Okay, just kidding. You don’t want to leave anything alone that long–except maybe your laundry chores–because who knows what could pay your garden a visit in the meantime? And I’m not kidding. I planted my peanuts last weekend only to stroll along the beds during the week to discover this.
I did not remove those sprouts from the dirt. Some friendly “visitor” did. Not sure if it’s a squirrel or raccoon, but whoever it was likes peanuts but not the sprouts. I’m leaning toward the “bad boy” squirrel and his pals. Not happy with those varmints.
Other than theft, peanuts are easy and trouble-free. Not prone to insects or disease, they are pretty tolerant and gardening with me–plants need to be tough. I vacation! I write! I have other things to do! (Don’t we all?)
That said, the optimum practice is to “visit” your garden on a daily basis. Not “work” or “weed” or “water” but simply visit. (Remember those beastly hornworms? Discovered them during one of my morning visits. The leafless stems gave them away.)
Outside of critters, strolling through the garden is relaxing, rewarding, soothing to the soul. And peanuts won’t mind if you skip a day or two. Trust me, when June hits, the kids and I skee-daddle from the garden! (It’s the only way I can keep them motivated during the school year. :))
The key to growing peanuts is soft soil, because like potatoes and carrots, peanuts grow underground. One thing to be mindful of when planting your peanuts, is that these little guys like their calcium (probably why they’re so yummy with milk!), so be sure to check your soil for calcium levels, or go ahead and add some eggshells for good measure. Don’t worry if you don’t see sprouts right away. Peanuts can take up to two weeks to sprout.
Once they bloom–about 30-40 days after germination–they’ll start dropping “pegs” into the soil where the peanuts will develop. Once this happens, you’ll want to mulch with a layer of hay or straw. You can also cover with an added layer of loose soil. Just keep it loose and easy they’ll be happy.
The kids and I planted the Valencia variety because it takes well to Florida growing conditions. You can also grow Spanish, Virginia and Runner. The latter two are low, bushy plants which have two large seeds per pod. Spanish (best choice for cooler regions) and Valencia are more erect and have smaller seeds.
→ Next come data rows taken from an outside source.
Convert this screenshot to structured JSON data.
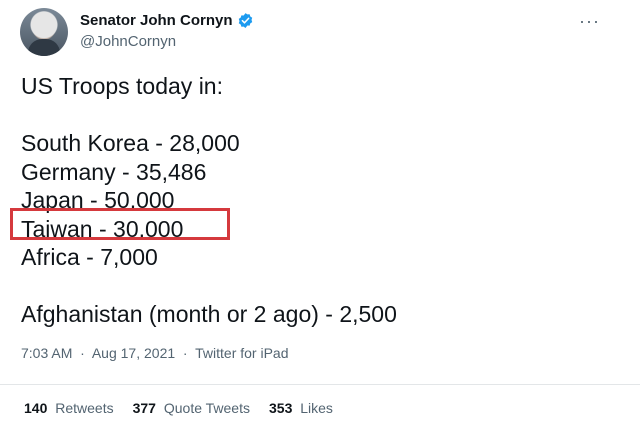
{
  "author": {
    "display_name": "Senator John Cornyn",
    "handle": "@JohnCornyn",
    "avatar_icon": "avatar-photo",
    "verified_icon": "verified-badge-icon",
    "verified_color": "#1d9bf0"
  },
  "more_icon": "more-options-icon",
  "tweet": {
    "intro": "US Troops today in:",
    "lines": [
      "South Korea - 28,000",
      "Germany - 35,486",
      "Japan - 50,000",
      "Taiwan - 30,000",
      "Africa - 7,000"
    ],
    "afghanistan": "Afghanistan (month or 2 ago) - 2,500",
    "highlight_color": "#d5393d"
  },
  "meta": {
    "time": "7:03 AM",
    "separator": "·",
    "date": "Aug 17, 2021",
    "source": "Twitter for iPad"
  },
  "stats": {
    "retweets_count": "140",
    "retweets_label": "Retweets",
    "quotes_count": "377",
    "quotes_label": "Quote Tweets",
    "likes_count": "353",
    "likes_label": "Likes"
  }
}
Once you’re ready to harvest, test for ripeness by lifting plant with a garden fork. A ripe peanut will feel firm, with dry papery outer skin. When ready, gently remove entire plant from the soil and allow to dry in the sun for about 2-3 days, then remove peanuts from the plants and allow to fully dry in a warm dry location for about 2 – 3 weeks. This curing process will ensure better storage.
Next up, eat them! Roast your peanuts, make peanut butter or try our Southern Boiled Peanuts recipe. Either way you like them, peanuts are a wonderfully healthy snack. Enjoy!
Caution: don’t eat your peanuts straight from the ground as they contain a mild toxin that will upset your belly. Cure them first. Also, if your peanuts get moldy, do not eat them. The aspergillus fungus can grow in moist conditions, and produces aflatoxin which is toxic in humans.